Certain schizophrenic symptoms suggest an excessive influence of information from one modality (eg visual) on perception in another (e.g., auditory). 20 Schizophrenia patients and 26 age/sex matched normal controls performed a primed lexical decision task in ipsimodal (visual-visual) and crossmodal (auditory-visual) prime-target conditions. Half the prime-target word pairs (30 out of 60) were semantically related. Primes (visual or auditory) were presented for 250 ms, followed after an ISI of 150 ms by a target. Subjects responded with a button press if the target was a real word (but not if it was a non-word). Reaction times for target words preceded by a semantically related prime were significantly faster than those for unrelated targets. This was observed in both ipsimodal and crossmodal conditions, but was more marked in the crossmodal condition. Schizophrenics showed generally increased priming, especially crossmodal (i.e., there was a significant diagnosis x priming x modality interaction) which survived various data transformations. These results suggest that spread of semantic associations across modalities is remarkably unconstrained in general and in schizophrenia in particular which could be interpreted as a loss of "informational encapsulation".

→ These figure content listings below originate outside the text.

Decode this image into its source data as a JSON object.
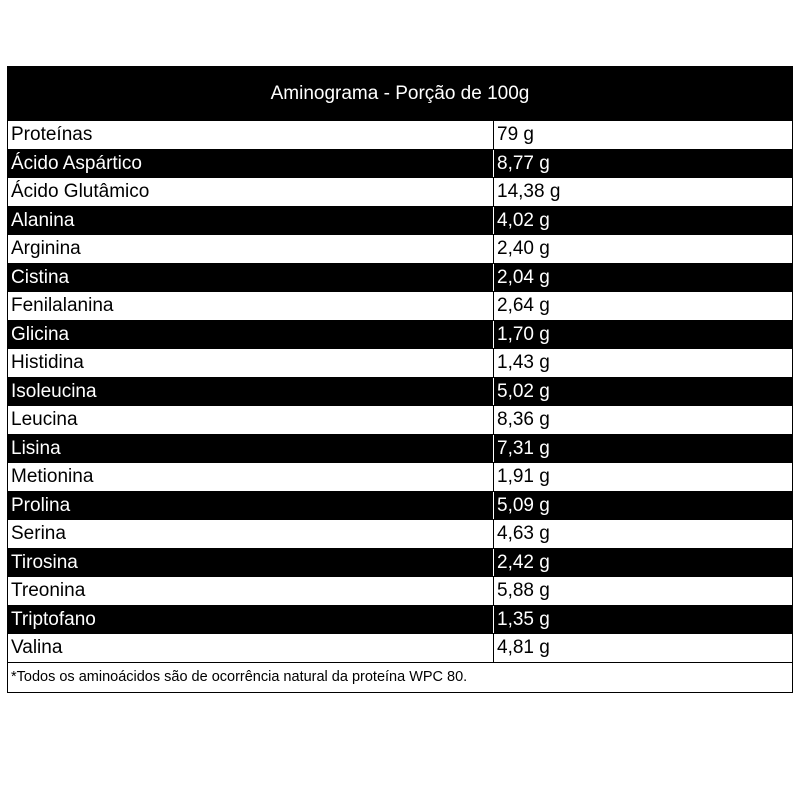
{
  "table": {
    "title": "Aminograma - Porção de 100g",
    "rows": [
      {
        "name": "Proteínas",
        "value": "79 g"
      },
      {
        "name": "Ácido Aspártico",
        "value": "8,77 g"
      },
      {
        "name": "Ácido Glutâmico",
        "value": "14,38 g"
      },
      {
        "name": "Alanina",
        "value": "4,02 g"
      },
      {
        "name": "Arginina",
        "value": "2,40 g"
      },
      {
        "name": "Cistina",
        "value": "2,04 g"
      },
      {
        "name": "Fenilalanina",
        "value": "2,64 g"
      },
      {
        "name": "Glicina",
        "value": "1,70 g"
      },
      {
        "name": "Histidina",
        "value": "1,43 g"
      },
      {
        "name": "Isoleucina",
        "value": "5,02 g"
      },
      {
        "name": "Leucina",
        "value": "8,36 g"
      },
      {
        "name": "Lisina",
        "value": "7,31 g"
      },
      {
        "name": "Metionina",
        "value": "1,91 g"
      },
      {
        "name": "Prolina",
        "value": "5,09 g"
      },
      {
        "name": "Serina",
        "value": "4,63 g"
      },
      {
        "name": "Tirosina",
        "value": "2,42 g"
      },
      {
        "name": "Treonina",
        "value": "5,88 g"
      },
      {
        "name": "Triptofano",
        "value": "1,35 g"
      },
      {
        "name": "Valina",
        "value": "4,81 g"
      }
    ],
    "footnote": "*Todos os aminoácidos são de ocorrência natural da proteína WPC 80."
  },
  "colors": {
    "dark_row": "#000000",
    "light_row": "#ffffff"
  }
}
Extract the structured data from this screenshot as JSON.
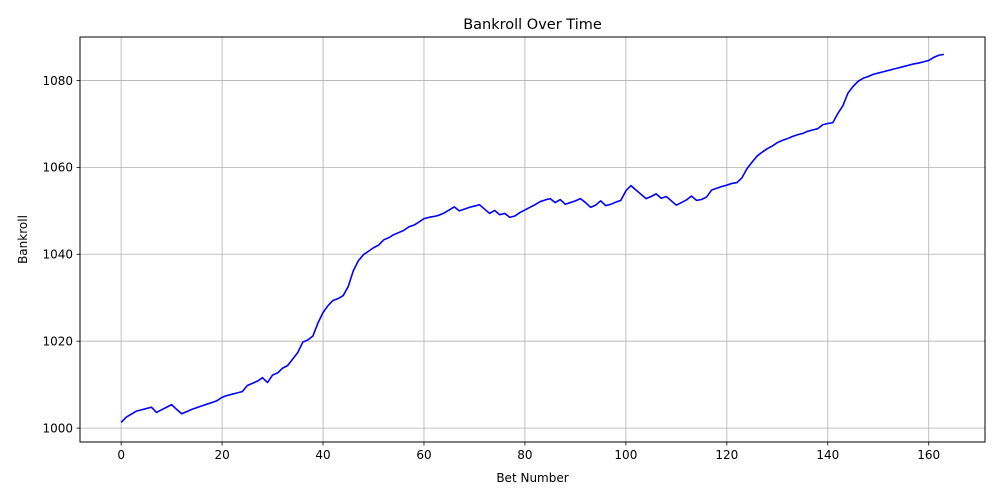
{
  "chart_data": {
    "type": "line",
    "title": "Bankroll Over Time",
    "xlabel": "Bet Number",
    "ylabel": "Bankroll",
    "xlim": [
      -8.15,
      171.15
    ],
    "ylim": [
      996.8,
      1090.0
    ],
    "xticks": [
      0,
      20,
      40,
      60,
      80,
      100,
      120,
      140,
      160
    ],
    "yticks": [
      1000,
      1020,
      1040,
      1060,
      1080
    ],
    "grid": true,
    "line_color": "#0000ff",
    "series": [
      {
        "x": [
          0,
          1,
          2,
          3,
          4,
          5,
          6,
          7,
          8,
          9,
          10,
          11,
          12,
          13,
          14,
          15,
          16,
          17,
          18,
          19,
          20,
          21,
          22,
          23,
          24,
          25,
          26,
          27,
          28,
          29,
          30,
          31,
          32,
          33,
          34,
          35,
          36,
          37,
          38,
          39,
          40,
          41,
          42,
          43,
          44,
          45,
          46,
          47,
          48,
          49,
          50,
          51,
          52,
          53,
          54,
          55,
          56,
          57,
          58,
          59,
          60,
          61,
          62,
          63,
          64,
          65,
          66,
          67,
          68,
          69,
          70,
          71,
          72,
          73,
          74,
          75,
          76,
          77,
          78,
          79,
          80,
          81,
          82,
          83,
          84,
          85,
          86,
          87,
          88,
          89,
          90,
          91,
          92,
          93,
          94,
          95,
          96,
          97,
          98,
          99,
          100,
          101,
          102,
          103,
          104,
          105,
          106,
          107,
          108,
          109,
          110,
          111,
          112,
          113,
          114,
          115,
          116,
          117,
          118,
          119,
          120,
          121,
          122,
          123,
          124,
          125,
          126,
          127,
          128,
          129,
          130,
          131,
          132,
          133,
          134,
          135,
          136,
          137,
          138,
          139,
          140,
          141,
          142,
          143,
          144,
          145,
          146,
          147,
          148,
          149,
          150,
          151,
          152,
          153,
          154,
          155,
          156,
          157,
          158,
          159,
          160,
          161,
          162,
          163
        ],
        "values": [
          1001.3,
          1002.5,
          1003.2,
          1003.9,
          1004.2,
          1004.5,
          1004.8,
          1003.6,
          1004.2,
          1004.8,
          1005.4,
          1004.3,
          1003.3,
          1003.8,
          1004.3,
          1004.7,
          1005.1,
          1005.5,
          1005.9,
          1006.3,
          1007.1,
          1007.5,
          1007.8,
          1008.1,
          1008.4,
          1009.8,
          1010.3,
          1010.8,
          1011.6,
          1010.5,
          1012.2,
          1012.7,
          1013.8,
          1014.4,
          1015.9,
          1017.4,
          1019.8,
          1020.3,
          1021.2,
          1024.2,
          1026.6,
          1028.2,
          1029.4,
          1029.8,
          1030.5,
          1032.6,
          1036.2,
          1038.5,
          1039.9,
          1040.7,
          1041.5,
          1042.1,
          1043.3,
          1043.8,
          1044.5,
          1045.0,
          1045.5,
          1046.3,
          1046.7,
          1047.4,
          1048.2,
          1048.5,
          1048.7,
          1049.0,
          1049.5,
          1050.2,
          1050.9,
          1050.0,
          1050.4,
          1050.8,
          1051.1,
          1051.4,
          1050.4,
          1049.4,
          1050.1,
          1049.1,
          1049.4,
          1048.5,
          1048.8,
          1049.6,
          1050.2,
          1050.8,
          1051.4,
          1052.1,
          1052.5,
          1052.8,
          1051.9,
          1052.6,
          1051.5,
          1051.9,
          1052.3,
          1052.8,
          1051.9,
          1050.8,
          1051.3,
          1052.3,
          1051.2,
          1051.5,
          1052.0,
          1052.4,
          1054.6,
          1055.8,
          1054.8,
          1053.8,
          1052.8,
          1053.3,
          1053.9,
          1052.9,
          1053.3,
          1052.3,
          1051.3,
          1051.9,
          1052.5,
          1053.4,
          1052.4,
          1052.6,
          1053.2,
          1054.8,
          1055.2,
          1055.6,
          1055.9,
          1056.3,
          1056.5,
          1057.6,
          1059.7,
          1061.2,
          1062.6,
          1063.5,
          1064.3,
          1064.9,
          1065.7,
          1066.2,
          1066.6,
          1067.1,
          1067.5,
          1067.8,
          1068.3,
          1068.6,
          1068.9,
          1069.8,
          1070.1,
          1070.3,
          1072.4,
          1074.2,
          1077.1,
          1078.6,
          1079.8,
          1080.5,
          1080.9,
          1081.4,
          1081.7,
          1082.0,
          1082.3,
          1082.6,
          1082.9,
          1083.2,
          1083.5,
          1083.8,
          1084.0,
          1084.3,
          1084.6,
          1085.3,
          1085.8,
          1086.0
        ]
      }
    ]
  }
}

(22) Influence of auditory stop-signals on visually guided saccadic eye movements

Hans Colonius ( & Jale Oezyurt,

Universität Oldenburg, Oldenburg, GERMANY

In a stop-signal task subjects are instructed to perform a reaction time (RT) task, but must withhold their response whenever a stop-signal is presented. Stop-signals occur unpredictably at different time points after presentation of the go-signal. Here, the effect of auditory stop-signals on saccades towards a visual target was investigated. RT data for two of the three subjects were found to be in general agreement with the horse-race model of Logan & Cowan (1984) which holds that RTs and stopping performance are exclusively determined by the relative finishing times of hypothetical go- and stop-processes of (stochastically) independent duration. However, small but significant changes in movement parameters such as hypometric saccadic amplitudes and reduced peak velocities in signal-respond trials (i.e., responses in the presence of a stop-signal) suggest a violation of the independence assumption of the model. The spatial position of the auditory stop-signal was varied via a virtual acoustic environment, but it did not show an effect on performance.


(23) The Attentional Blink and P300

Genevieve McArthur (

(1,2), Timothy Budd (1), & Pat Michie (1)

  1. Department of Psychology, University of Western Australia, Nedlands, 6907, WESTERN AUSTRALIA
  2. Department of Experimental Psychology, University of Oxford, South Parks Road,



Both the "attentional blink" (AB) and the P300 have been hypothesised to represent a short period of inhibition following attention to a brief visual stimulus. Three experiments were conducted to determine whether there is an association between these two phenomena. Results indicated that (1) the AB and P300 follow a similar time course at the individual and group level, (2) reducing task difficulty has similar effects on AB and P300 magnitude at the group level, and (3) there is no relationship between the magnitude of AB and P300 within observers. These findings suggest a moderate association between the two phenomena, which may mirror transient inhibition of cortical networks to facilitate processing of target events.